Firstly, wrong desire – the desire for the delights of this world, and in verse 5 Paul is particularly focussing on unlawful sexual desire: fornication, impurity, passion – which can so easily get a grip on us. It is not that sexual desire is wrong, but that it destroys us and it destroys other people when it is misplaced.
And it is not just about sex. There is also greed, the perverted desires for the things of this world – whether for money or possessions or food: Greed is when our desire for certain things starts to control us.
Those are the sort of things that used to drive us. And when we pursue those things we are on the road to self-destruction.
And those are the things that, in Christ, have been put to death in us.

And secondly, as new people in Christ, we are to get rid of wrong anger and wrath (v8). This is the anger which drives us on to prove ourselves, to get revenge or to show others that we cannot be ignored or belittled. It is anger which leads us to do or say stuff that we afterwards deeply regret. It is the anger which means we are out of control, which causes us to speak nasty of others and to use slanderous and abusive language.
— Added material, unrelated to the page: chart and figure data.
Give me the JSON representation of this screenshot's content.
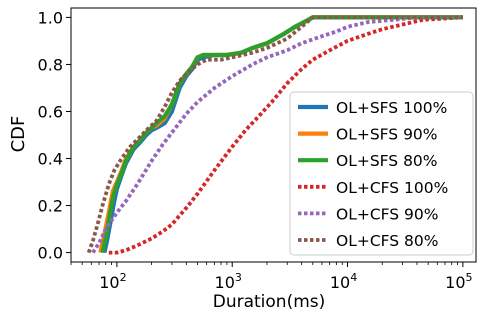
{
  "chart_data": {
    "type": "line",
    "title": "",
    "xlabel": "Duration(ms)",
    "ylabel": "CDF",
    "xscale": "log",
    "xlim": [
      40,
      130000
    ],
    "ylim": [
      -0.04,
      1.04
    ],
    "x_ticks": [
      {
        "value": 100,
        "base": "10",
        "exp": "2"
      },
      {
        "value": 1000,
        "base": "10",
        "exp": "3"
      },
      {
        "value": 10000,
        "base": "10",
        "exp": "4"
      },
      {
        "value": 100000,
        "base": "10",
        "exp": "5"
      }
    ],
    "y_ticks": [
      {
        "value": 0.0,
        "label": "0.0"
      },
      {
        "value": 0.2,
        "label": "0.2"
      },
      {
        "value": 0.4,
        "label": "0.4"
      },
      {
        "value": 0.6,
        "label": "0.6"
      },
      {
        "value": 0.8,
        "label": "0.8"
      },
      {
        "value": 1.0,
        "label": "1.0"
      }
    ],
    "grid": false,
    "legend_position": "bottom-right",
    "series": [
      {
        "name": "OL+SFS 100%",
        "color": "#1f77b4",
        "style": "solid",
        "x": [
          78,
          82,
          88,
          95,
          100,
          110,
          120,
          140,
          160,
          180,
          200,
          220,
          260,
          300,
          350,
          400,
          450,
          500,
          560,
          700,
          900,
          1200,
          1500,
          2000,
          2800,
          3500,
          4200,
          5000,
          8000,
          20000,
          100000
        ],
        "y": [
          0.0,
          0.05,
          0.13,
          0.22,
          0.27,
          0.33,
          0.38,
          0.44,
          0.47,
          0.5,
          0.52,
          0.53,
          0.55,
          0.6,
          0.7,
          0.75,
          0.78,
          0.82,
          0.83,
          0.84,
          0.84,
          0.85,
          0.87,
          0.89,
          0.93,
          0.96,
          0.98,
          1.0,
          1.0,
          1.0,
          1.0
        ]
      },
      {
        "name": "OL+SFS 90%",
        "color": "#ff7f0e",
        "style": "solid",
        "x": [
          72,
          78,
          85,
          92,
          100,
          110,
          120,
          140,
          160,
          180,
          200,
          220,
          260,
          300,
          350,
          400,
          450,
          500,
          560,
          700,
          900,
          1200,
          1500,
          2000,
          2800,
          3500,
          4200,
          5000,
          8000,
          20000,
          100000
        ],
        "y": [
          0.0,
          0.08,
          0.17,
          0.26,
          0.3,
          0.35,
          0.4,
          0.45,
          0.48,
          0.51,
          0.53,
          0.54,
          0.57,
          0.63,
          0.72,
          0.76,
          0.79,
          0.83,
          0.84,
          0.84,
          0.84,
          0.85,
          0.87,
          0.89,
          0.93,
          0.96,
          0.98,
          1.0,
          1.0,
          1.0,
          1.0
        ]
      },
      {
        "name": "OL+SFS 80%",
        "color": "#2ca02c",
        "style": "solid",
        "x": [
          75,
          80,
          86,
          93,
          100,
          110,
          120,
          140,
          160,
          180,
          200,
          220,
          260,
          300,
          350,
          400,
          450,
          500,
          560,
          700,
          900,
          1200,
          1500,
          2000,
          2800,
          3500,
          4200,
          5000,
          8000,
          20000,
          100000
        ],
        "y": [
          0.0,
          0.06,
          0.15,
          0.24,
          0.29,
          0.34,
          0.39,
          0.45,
          0.48,
          0.51,
          0.53,
          0.55,
          0.58,
          0.63,
          0.72,
          0.76,
          0.79,
          0.83,
          0.84,
          0.84,
          0.84,
          0.85,
          0.87,
          0.89,
          0.93,
          0.96,
          0.98,
          1.0,
          1.0,
          1.0,
          1.0
        ]
      },
      {
        "name": "OL+CFS 100%",
        "color": "#d62728",
        "style": "dotted",
        "x": [
          85,
          100,
          120,
          150,
          200,
          250,
          300,
          400,
          500,
          700,
          1000,
          1300,
          1700,
          2200,
          3000,
          4000,
          5000,
          7000,
          10000,
          15000,
          20000,
          30000,
          45000,
          100000
        ],
        "y": [
          0.0,
          0.0,
          0.01,
          0.03,
          0.06,
          0.09,
          0.12,
          0.19,
          0.25,
          0.35,
          0.45,
          0.52,
          0.58,
          0.64,
          0.72,
          0.78,
          0.82,
          0.86,
          0.9,
          0.93,
          0.95,
          0.97,
          0.99,
          1.0
        ]
      },
      {
        "name": "OL+CFS 90%",
        "color": "#9467bd",
        "style": "dotted",
        "x": [
          62,
          70,
          80,
          100,
          120,
          150,
          200,
          250,
          300,
          400,
          500,
          700,
          1000,
          1500,
          2000,
          3000,
          4000,
          6000,
          8000,
          10000,
          15000,
          25000,
          40000,
          100000
        ],
        "y": [
          0.0,
          0.04,
          0.1,
          0.17,
          0.22,
          0.29,
          0.39,
          0.46,
          0.51,
          0.59,
          0.64,
          0.7,
          0.75,
          0.8,
          0.83,
          0.86,
          0.89,
          0.92,
          0.94,
          0.96,
          0.98,
          0.99,
          1.0,
          1.0
        ]
      },
      {
        "name": "OL+CFS 80%",
        "color": "#8c564b",
        "style": "dotted",
        "x": [
          57,
          62,
          68,
          75,
          85,
          95,
          110,
          130,
          150,
          180,
          220,
          260,
          300,
          350,
          400,
          500,
          600,
          800,
          1000,
          1500,
          2000,
          3000,
          4000,
          5000,
          10000,
          100000
        ],
        "y": [
          0.0,
          0.05,
          0.12,
          0.2,
          0.29,
          0.35,
          0.4,
          0.45,
          0.48,
          0.52,
          0.56,
          0.62,
          0.68,
          0.73,
          0.76,
          0.8,
          0.82,
          0.82,
          0.83,
          0.85,
          0.87,
          0.91,
          0.96,
          1.0,
          1.0,
          1.0
        ]
      }
    ]
  }
}
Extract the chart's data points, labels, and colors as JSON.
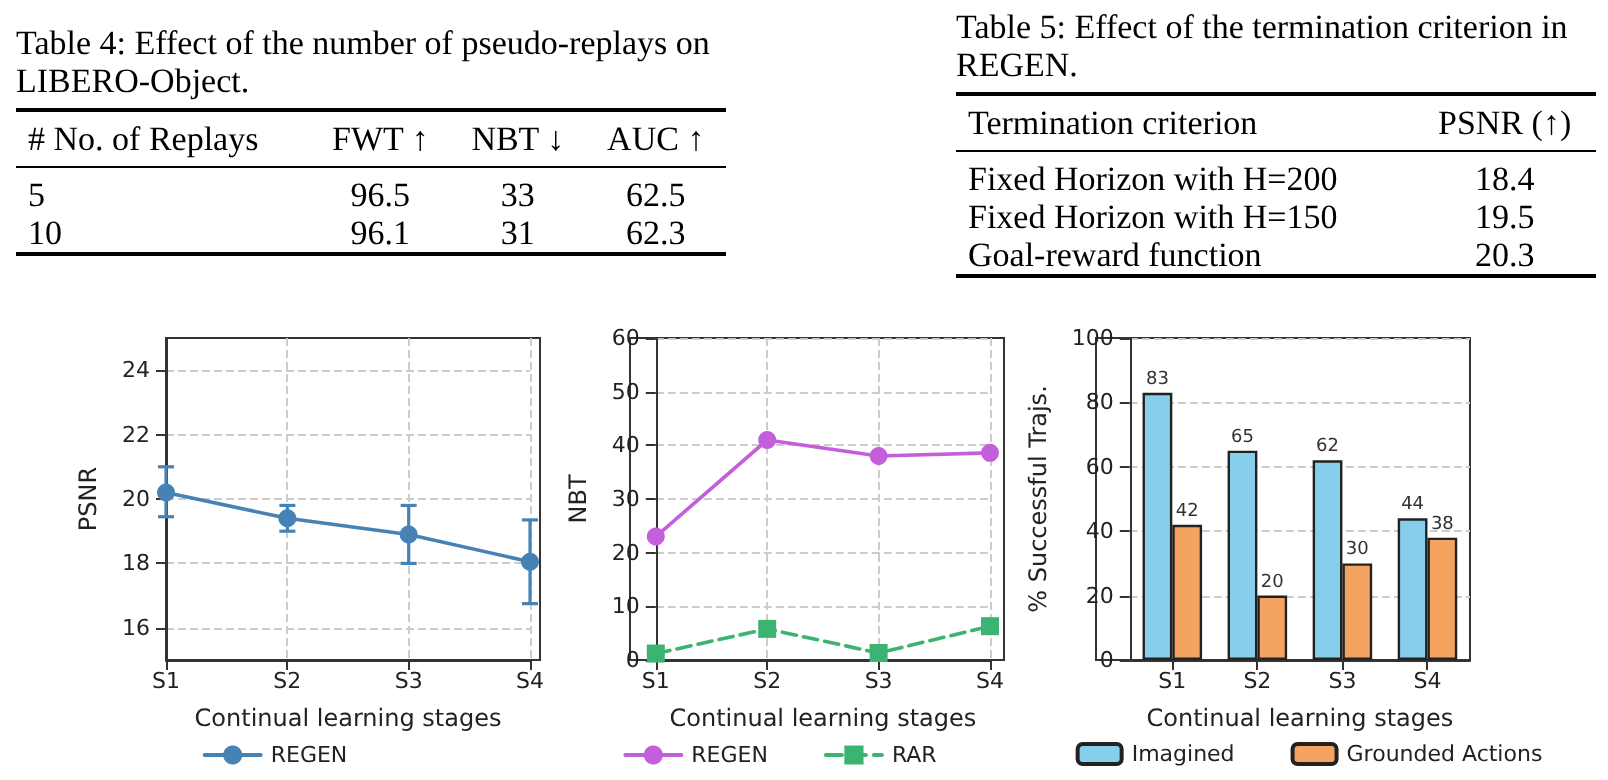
{
  "chart_data": [
    {
      "type": "other",
      "title": "Table 4: Effect of the number of pseudo-replays on LIBERO-Object.",
      "categories": [
        "# No. of Replays",
        "FWT ↑",
        "NBT ↓",
        "AUC ↑"
      ],
      "y_categories": [
        "5",
        "10"
      ],
      "cell_labels": [
        [
          "96.5",
          "33",
          "62.5"
        ],
        [
          "96.1",
          "31",
          "62.3"
        ]
      ]
    },
    {
      "type": "other",
      "title": "Table 5: Effect of the termination criterion in REGEN.",
      "categories": [
        "Termination criterion",
        "PSNR (↑)"
      ],
      "y_categories": [
        "Fixed Horizon with H=200",
        "Fixed Horizon with H=150",
        "Goal-reward function"
      ],
      "cell_labels": [
        [
          "18.4"
        ],
        [
          "19.5"
        ],
        [
          "20.3"
        ]
      ]
    },
    {
      "type": "line",
      "xlabel": "Continual learning stages",
      "ylabel": "PSNR",
      "categories": [
        "S1",
        "S2",
        "S3",
        "S4"
      ],
      "ylim": [
        15,
        25
      ],
      "yticks": [
        16,
        18,
        20,
        22,
        24
      ],
      "grid": true,
      "legend": "bottom",
      "marker": "circle",
      "line_style": "solid",
      "series": [
        {
          "name": "REGEN",
          "color": "#4682b4",
          "values": [
            20.2,
            19.4,
            18.9,
            18.05
          ],
          "errors": [
            [
              19.45,
              21.0
            ],
            [
              19.0,
              19.8
            ],
            [
              18.0,
              19.8
            ],
            [
              16.75,
              19.35
            ]
          ]
        }
      ]
    },
    {
      "type": "line",
      "xlabel": "Continual learning stages",
      "ylabel": "NBT",
      "categories": [
        "S1",
        "S2",
        "S3",
        "S4"
      ],
      "ylim": [
        0,
        60
      ],
      "yticks": [
        0,
        10,
        20,
        30,
        40,
        50,
        60
      ],
      "grid": true,
      "legend": "bottom",
      "series": [
        {
          "name": "REGEN",
          "color": "#c45fdc",
          "values": [
            23,
            41,
            38,
            38.6
          ],
          "marker": "circle",
          "line_style": "solid"
        },
        {
          "name": "RAR",
          "color": "#3cb371",
          "values": [
            1.2,
            5.8,
            1.3,
            6.3
          ],
          "marker": "square",
          "line_style": "dashed"
        }
      ]
    },
    {
      "type": "bar",
      "xlabel": "Continual learning stages",
      "ylabel": "% Successful Trajs.",
      "categories": [
        "S1",
        "S2",
        "S3",
        "S4"
      ],
      "ylim": [
        0,
        100
      ],
      "yticks": [
        0,
        20,
        40,
        60,
        80,
        100
      ],
      "grid": "y",
      "legend": "bottom",
      "data_labels": true,
      "series": [
        {
          "name": "Imagined",
          "color": "#87ceeb",
          "values": [
            83,
            65,
            62,
            44
          ]
        },
        {
          "name": "Grounded Actions",
          "color": "#f4a460",
          "values": [
            42,
            20,
            30,
            38
          ]
        }
      ]
    }
  ]
}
It is the anger which wants to hurt the other, which Jesus says is actually the same as murdering the other person.

And in place of slander and malice and abusive anger, we are to speak the truth, or at least we are not to speak what we know is not the truth: ‘Do not lie to one another’.
It is very easy to live a lie – to hide behind the fabrications that we have made up about ourselves and others. But as new people in Christ we can begin to strip away the lies and begin to be honest with each other: honest also about our own weakness and fears and sin.
As people who are growing to realise that we are in Christ, seated at the right hand of the Father, we do not need to hide anything

Think like Christ. Live like Christ

I know this is hard.
It is hard to remember that we have died, when our body is behaving like a headless chicken running in circles round the courtyard.
It is hard to remember that we have died when our desires for the things of this world burn with a passion within us
It is hard to remember that we have died when the fear or the anger take over and control us.

But please do not despair, especially when it gets really hard, and do not give up. Repent, come back to God who is always ready to forgive us, and ask him for grace and strength to try again.
It is a process, and it will take time, but we are being changed, ‘renewed in knowledge’ (v10), and we are being changed so that we take on the image of our creator, so that we become like Christ.

The story is told of the old beggar who walked the streets of Chicago. Nobody knew his story. He would sit on the pavement and beg and at times was seen scavenging for whatever food he could find from the bins. When it was cold, he would curl up in the latest coat or blanket or sleeping bag that somebody had given him. He occasionally went to night shelters, but not that often. He didn’t drink, and was quite well spoken.  
Wherever he went he carried two bags. He kept them close by his side. Sometimes he would be seen looking into those bags picking at what was inside, but he never let anybody see what was in them. When he slept, he put his head on them, and wrapped the handles through his arms.
One morning the police found him dead. He had died in his sleep. As they prised away the bags from his emaciated and already cold body, they looked into them. The first contained what you might expect: bits and pieces picked up off the street, the sort of worthless stuff that an eccentric might keep. But what was in the second came as quite a shock: there were 4673 $100 notes.

As Christians many of us are like that man. We have immense spiritual wealth, but we live as if we have nothing, as if we are spiritual beggars
We are in Christ. We are seated in him at the right hand of the Father. The old me has died. We have a new identity and a new Spirit – his identity and his Spirit. We have the resources of heaven.

Listen, says Paul. Recognise who you are and what you have and where you are placed in Christ – and live like it. Begin to think like Jesus. Begin to live like Jesus.